Alexandra Fabiello said:
So for now I should just forget about how to do this properly with rules and expand it out and cross my fingers that my teacher doesn't give it on the exam?

I would have said don't waste your time on it. You know expanding it out would work, so move on.

Alexandra Fabiello said:
Never mind. I mis-saw somehow or mistyped or miscopied onto a paper for transfer... It was your first example of what would be given... Boy am I sorry now... *hangs head in shame* This is how stressed I am...

Don't worry about it. We all make typos, and with integrals that can easily make them difficult or even impossible.

Relax and just be sure to get a good night's sleep before your exam. That's the most important thing.

LCKurtz said:
I would have said don't waste your time on it. You know expanding it out would work, so move on.
Don't worry about it. We all make typos, and with integrals that can easily make them difficult or even impossible.
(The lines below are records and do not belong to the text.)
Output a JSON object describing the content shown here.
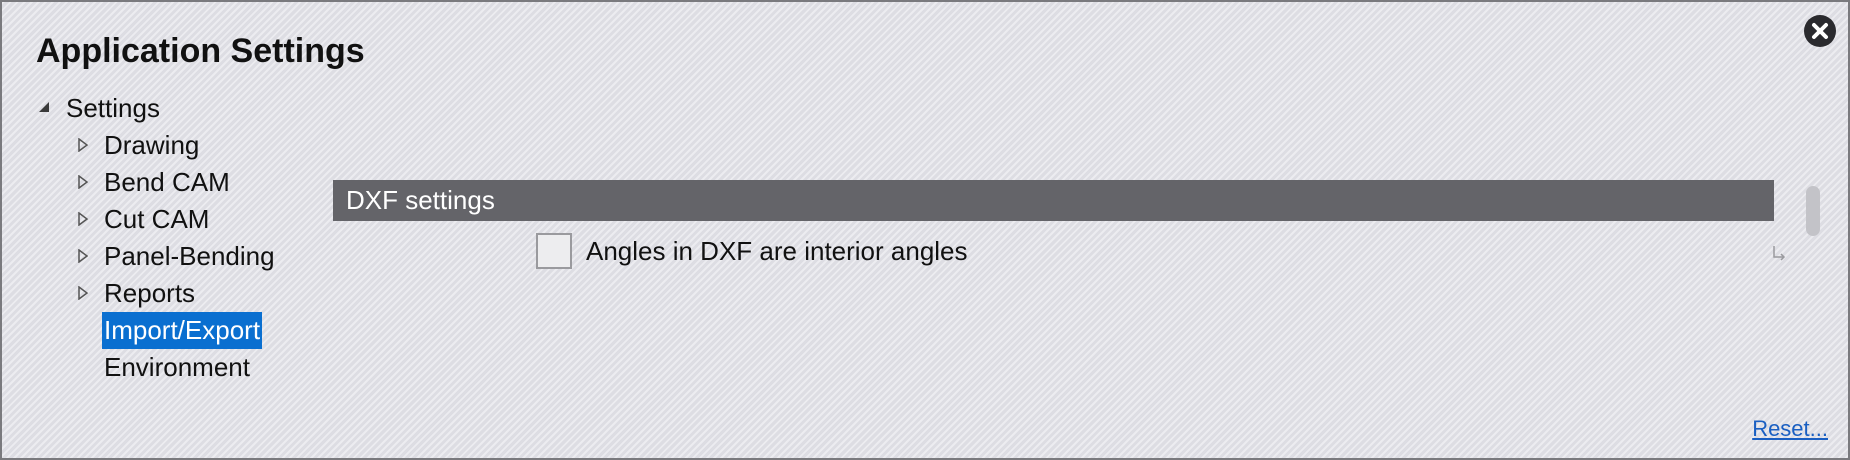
{
  "window": {
    "title": "Application Settings"
  },
  "icons": {
    "close": "close-icon",
    "expanded": "triangle-down-icon",
    "collapsed": "triangle-right-icon",
    "return": "return-arrow-icon"
  },
  "colors": {
    "selection": "#0a6fd0",
    "section_header": "#646469",
    "link": "#1a5fc2"
  },
  "tree": {
    "root": {
      "label": "Settings",
      "expanded": true
    },
    "children": [
      {
        "label": "Drawing",
        "has_children": true
      },
      {
        "label": "Bend CAM",
        "has_children": true
      },
      {
        "label": "Cut CAM",
        "has_children": true
      },
      {
        "label": "Panel-Bending",
        "has_children": true
      },
      {
        "label": "Reports",
        "has_children": true
      },
      {
        "label": "Import/Export",
        "has_children": false,
        "selected": true
      },
      {
        "label": "Environment",
        "has_children": false
      }
    ]
  },
  "content": {
    "section_title": "DXF settings",
    "options": [
      {
        "label": "Angles in DXF are interior angles",
        "checked": false
      }
    ]
  },
  "footer": {
    "reset_label": "Reset..."
  }
}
Relax and just be sure to get a good night's sleep before your exam. That's the most important thing.

Thanks.

## 1. What is substitution in integrals?

Substitution is a technique used to simplify integrals by replacing a complicated expression with a simpler one.

## 2. When is substitution necessary in solving an integral?

Substitution is necessary when the integrand contains a complicated expression or function that cannot be easily integrated using other methods.

## 3. How do you choose the substitution for an integral?

The substitution should be chosen based on the form of the integral. One common technique is to identify a function within the integrand and substitute it with a new variable.

## 4. Can substitution be used for all integrals?

No, substitution can only be used for integrals where the integrand is in the form of a function of a single variable.

## 5. Are there any common mistakes to avoid when using substitution for integrals?

One common mistake is to forget to substitute the differential as well. It's also important to check for any restrictions on the substitution variable to ensure the integral remains valid.